The commodity sector is heading for its biggest weekly loss since the start of the pandemic with all sectors, led by grains and precious metals trading lower. Recent darlings like corn, copper, gold and even fortress crude oil all got dumped after the FOMC signaled it would speed up its expected pace of policy tightening. Inflation expectations as seen through 10-year breakeven rates dropped by 25 basis points while the dollar strengthened. Adding to these continued efforts by the Chinese authorities to reduce inflation through commodity market intervention. Yesterday’s grain market drop was the worst since 2009 with easing supply worries triggering a speculative exodus.
Japan CPI rises, Bank of Japan keeps its policy mix steady but announced an extension of the deadlines for existing programmes and a new plan for funding the fight against climate change that it will launch before year-end. In separate news, one of Japan’s CPI measures rose into positive territory for the first time since before the pandemic as the May CPI ex Food and Energy notched a +0.1% gain year-on-year versus no change expected. The headline CPI was –0.1% YoY vs. -0.2% expected, a remarkable contrast with the inflation spike in the US.
What are we watching next?
Quadruple “witching” and end of month/quarter. Today, futures and options on financial instruments (stocks, stock indices and treasuries and other interest rates) expire, possibly explaining some of the two-way churning in the market in recent days on top of the reaction to the FOMC meeting. As well, the US Fed’s reverse repo facility spiked an incredible 45% in a single day to over $750 billion, possibly on the Fed hiking the interest rate on excess reserves by 5 basis points at this Wednesday’s meeting, but also as US banks are likely rushing to shrink their balance sheets into regulatory reporting ahead of quarter end at the end of this month, a pattern that was well established before the Covid pandemic saw rules related to that activity suspended before their reinstatement a few months ago.
Some macro bets have clearly gone wrong – does volatility spike?
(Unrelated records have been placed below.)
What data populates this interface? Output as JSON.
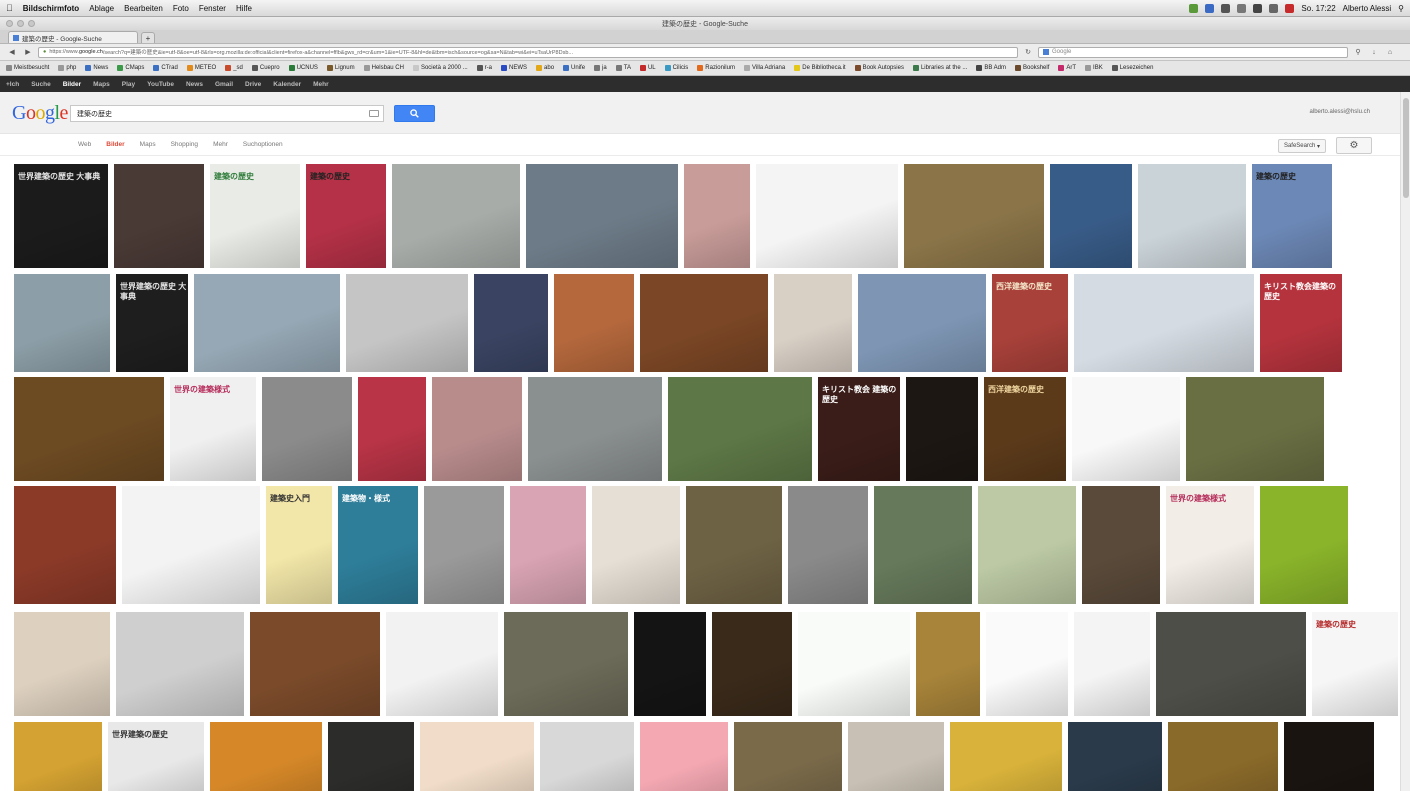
{
  "menubar": {
    "app": "Bildschirmfoto",
    "items": [
      "Ablage",
      "Bearbeiten",
      "Foto",
      "Fenster",
      "Hilfe"
    ],
    "clock": "So. 17:22",
    "user": "Alberto Alessi"
  },
  "window": {
    "title": "建築の歴史 - Google-Suche"
  },
  "tab": {
    "label": "建築の歴史 - Google-Suche"
  },
  "navbar": {
    "url_prefix": "https://www.",
    "url_host": "google.ch",
    "url_rest": "/search?q=建築の歴史&ie=utf-8&oe=utf-8&rls=org.mozilla:de:official&client=firefox-a&channel=fflb&gws_rd=cr&um=1&ie=UTF-8&hl=de&tbm=isch&source=og&sa=N&tab=wi&ei=uTsaUrP8Dsb...",
    "search_placeholder": "Google"
  },
  "bookmarks": [
    {
      "label": "Meistbesucht",
      "color": "#888888"
    },
    {
      "label": "php",
      "color": "#999999"
    },
    {
      "label": "News",
      "color": "#3b6fc4"
    },
    {
      "label": "CMaps",
      "color": "#3b9a4a"
    },
    {
      "label": "CTrad",
      "color": "#3b6fc4"
    },
    {
      "label": "METEO",
      "color": "#e38b1a"
    },
    {
      "label": "_sd",
      "color": "#c84a2a"
    },
    {
      "label": "Cuepro",
      "color": "#555555"
    },
    {
      "label": "UCNUS",
      "color": "#2a7a3a"
    },
    {
      "label": "Lignum",
      "color": "#7a5a2a"
    },
    {
      "label": "Helsbau CH",
      "color": "#999999"
    },
    {
      "label": "Società a 2000 ...",
      "color": "#c8c8c8"
    },
    {
      "label": "r-a",
      "color": "#555555"
    },
    {
      "label": "NEWS",
      "color": "#2a4ac4"
    },
    {
      "label": "abo",
      "color": "#e3a81a"
    },
    {
      "label": "Unife",
      "color": "#3b6fc4"
    },
    {
      "label": "ja",
      "color": "#777777"
    },
    {
      "label": "TA",
      "color": "#777777"
    },
    {
      "label": "UL",
      "color": "#c42a2a"
    },
    {
      "label": "Cilicis",
      "color": "#3b9ac4"
    },
    {
      "label": "Razionilum",
      "color": "#e36a1a"
    },
    {
      "label": "Villa Adriana",
      "color": "#aaaaaa"
    },
    {
      "label": "De Bibliotheca.it",
      "color": "#e3c81a"
    },
    {
      "label": "Book Autopsies",
      "color": "#7a4a2a"
    },
    {
      "label": "Libraries at the ...",
      "color": "#3a7a4a"
    },
    {
      "label": "BB Adm",
      "color": "#444444"
    },
    {
      "label": "Bookshelf",
      "color": "#6a4a2a"
    },
    {
      "label": "ArT",
      "color": "#c42a6a"
    },
    {
      "label": "IBK",
      "color": "#999999"
    },
    {
      "label": "Lesezeichen",
      "color": "#555555"
    }
  ],
  "gbar": {
    "items": [
      "+Ich",
      "Suche",
      "Bilder",
      "Maps",
      "Play",
      "YouTube",
      "News",
      "Gmail",
      "Drive",
      "Kalender",
      "Mehr"
    ],
    "active_index": 2
  },
  "search": {
    "query": "建築の歴史",
    "account": "alberto.alessi@hslu.ch"
  },
  "result_tabs": {
    "items": [
      "Web",
      "Bilder",
      "Maps",
      "Shopping",
      "Mehr",
      "Suchoptionen"
    ],
    "active_index": 1,
    "safesearch": "SafeSearch"
  },
  "images": [
    [
      {
        "bg": "#1b1b1b",
        "text": "世界建築の歴史 大事典",
        "fg": "#e6e6e6"
      },
      {
        "bg": "#4a3a36"
      },
      {
        "bg": "#e9ece6",
        "text": "建築の歴史",
        "fg": "#2e7c3a"
      },
      {
        "bg": "#b53147",
        "text": "建築の歴史",
        "fg": "#222222"
      },
      {
        "bg": "#a7aca9"
      },
      {
        "bg": "#6d7b88"
      },
      {
        "bg": "#c89c99"
      },
      {
        "bg": "#f4f4f4"
      },
      {
        "bg": "#8a7448"
      },
      {
        "bg": "#385c88"
      },
      {
        "bg": "#cad3d8"
      },
      {
        "bg": "#6c88b6",
        "text": "建築の歴史",
        "fg": "#202020"
      }
    ],
    [
      {
        "bg": "#8c9ea7"
      },
      {
        "bg": "#1e1e1e",
        "text": "世界建築の歴史 大事典",
        "fg": "#e6e6e6"
      },
      {
        "bg": "#96a8b5"
      },
      {
        "bg": "#c5c5c5"
      },
      {
        "bg": "#3a4462"
      },
      {
        "bg": "#b5683c"
      },
      {
        "bg": "#7a4625"
      },
      {
        "bg": "#d8cfc5"
      },
      {
        "bg": "#7e96b4"
      },
      {
        "bg": "#a8413a",
        "text": "西洋建築の歴史",
        "fg": "#f4e7c9"
      },
      {
        "bg": "#d4dbe2"
      },
      {
        "bg": "#b5333d",
        "text": "キリスト教会建築の歴史",
        "fg": "#ffffff"
      }
    ],
    [
      {
        "bg": "#6c4a22"
      },
      {
        "bg": "#f0f0f0",
        "text": "世界の建築様式",
        "fg": "#b52a5a"
      },
      {
        "bg": "#8b8b8b"
      },
      {
        "bg": "#b83446"
      },
      {
        "bg": "#b98c8c"
      },
      {
        "bg": "#8a8f90"
      },
      {
        "bg": "#5d7746"
      },
      {
        "bg": "#3a1d18",
        "text": "キリスト教会 建築の歴史",
        "fg": "#ffffff"
      },
      {
        "bg": "#1d1713"
      },
      {
        "bg": "#5b3a1a",
        "text": "西洋建築の歴史",
        "fg": "#f0d7a0"
      },
      {
        "bg": "#f8f8f8"
      },
      {
        "bg": "#6a6f43"
      }
    ],
    [
      {
        "bg": "#8c3a28"
      },
      {
        "bg": "#f3f3f3"
      },
      {
        "bg": "#f2e6a8",
        "text": "建築史入門",
        "fg": "#333333"
      },
      {
        "bg": "#2e7e9a",
        "text": "建築物・様式",
        "fg": "#ffffff"
      },
      {
        "bg": "#9a9a9a"
      },
      {
        "bg": "#d9a4b4"
      },
      {
        "bg": "#e6dfd5"
      },
      {
        "bg": "#6e6244"
      },
      {
        "bg": "#8a8a8a"
      },
      {
        "bg": "#66795a"
      },
      {
        "bg": "#bcc9a4"
      },
      {
        "bg": "#5a4a3a"
      },
      {
        "bg": "#f2ede6",
        "text": "世界の建築様式",
        "fg": "#b52a5a"
      },
      {
        "bg": "#8ab42a"
      }
    ],
    [
      {
        "bg": "#ddd0bf"
      },
      {
        "bg": "#cfcfcf"
      },
      {
        "bg": "#7a4a2a"
      },
      {
        "bg": "#f2f2f2"
      },
      {
        "bg": "#6c6a58"
      },
      {
        "bg": "#141414"
      },
      {
        "bg": "#3a2a1a"
      },
      {
        "bg": "#f8fbf8"
      },
      {
        "bg": "#a8843a"
      },
      {
        "bg": "#fafafa"
      },
      {
        "bg": "#f4f4f4"
      },
      {
        "bg": "#4e4e48"
      },
      {
        "bg": "#f6f6f6",
        "text": "建築の歴史",
        "fg": "#b52a2a"
      }
    ],
    [
      {
        "bg": "#d4a232"
      },
      {
        "bg": "#e8e8e8",
        "text": "世界建築の歴史",
        "fg": "#333333"
      },
      {
        "bg": "#d68828"
      },
      {
        "bg": "#2c2c2a"
      },
      {
        "bg": "#f0dcc8"
      },
      {
        "bg": "#d8d8d8"
      },
      {
        "bg": "#f4a8b2"
      },
      {
        "bg": "#7a6a4a"
      },
      {
        "bg": "#c8c0b4"
      },
      {
        "bg": "#d8b23a"
      },
      {
        "bg": "#2a3a4a"
      },
      {
        "bg": "#8a6a2a"
      },
      {
        "bg": "#1a1410"
      }
    ]
  ]
}
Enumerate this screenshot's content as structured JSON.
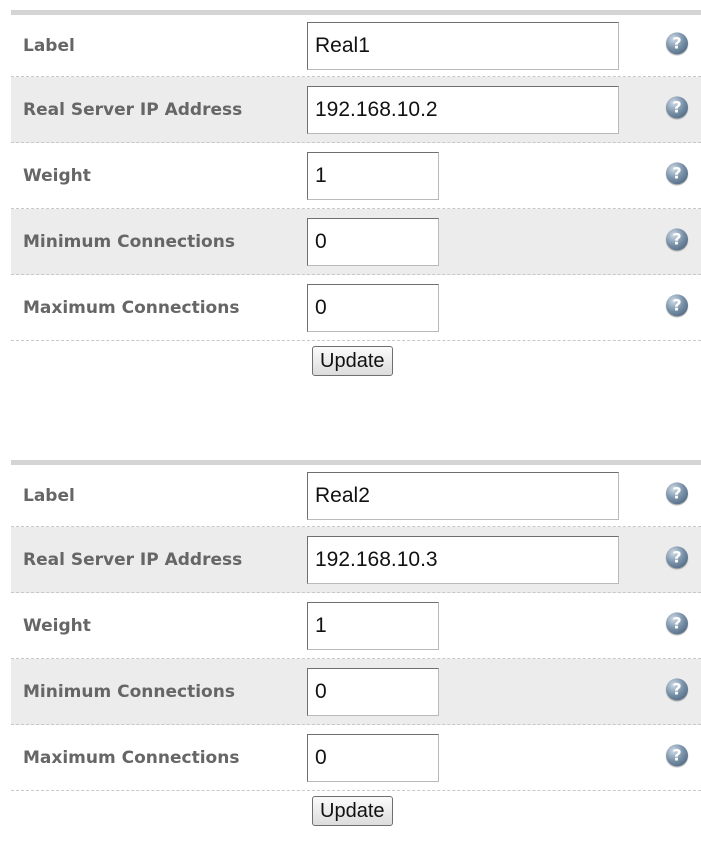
{
  "forms": [
    {
      "fields": [
        {
          "label": "Label",
          "value": "Real1"
        },
        {
          "label": "Real Server IP Address",
          "value": "192.168.10.2"
        },
        {
          "label": "Weight",
          "value": "1"
        },
        {
          "label": "Minimum Connections",
          "value": "0"
        },
        {
          "label": "Maximum Connections",
          "value": "0"
        }
      ],
      "update_label": "Update"
    },
    {
      "fields": [
        {
          "label": "Label",
          "value": "Real2"
        },
        {
          "label": "Real Server IP Address",
          "value": "192.168.10.3"
        },
        {
          "label": "Weight",
          "value": "1"
        },
        {
          "label": "Minimum Connections",
          "value": "0"
        },
        {
          "label": "Maximum Connections",
          "value": "0"
        }
      ],
      "update_label": "Update"
    }
  ],
  "help_icon": {
    "glyph": "?",
    "icon": "help-icon"
  },
  "colors": {
    "label_text": "#666666",
    "shaded_row": "#ececec",
    "top_bar": "#d4d4d4"
  }
}
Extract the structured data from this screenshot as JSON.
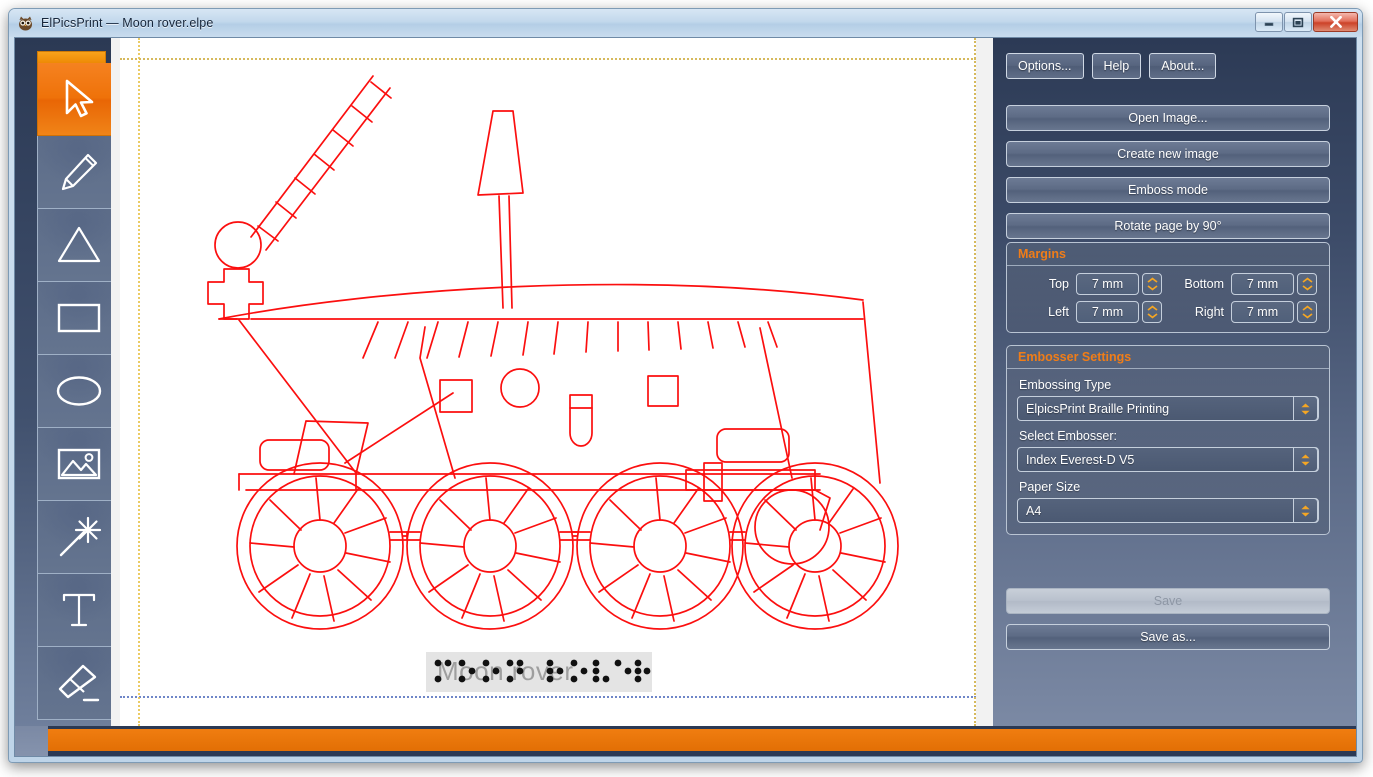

The reaction to the FOMC meeting this week has set in motion some clear reversals of recent developments as the US yield curve flattened sharply yesterday (the biggest such move after a long period of steepening and then rangebound behaviour in recent months), value stocks came under significant pressure, commodities were likewise under pressure, and the USD and now even JPY are backing up sharply against commodity currencies, the euro and EM currencies. This could raise the risk of more near-term volatility as these trades have become significant consensus bets on the outlook as we emerge from the pandemic.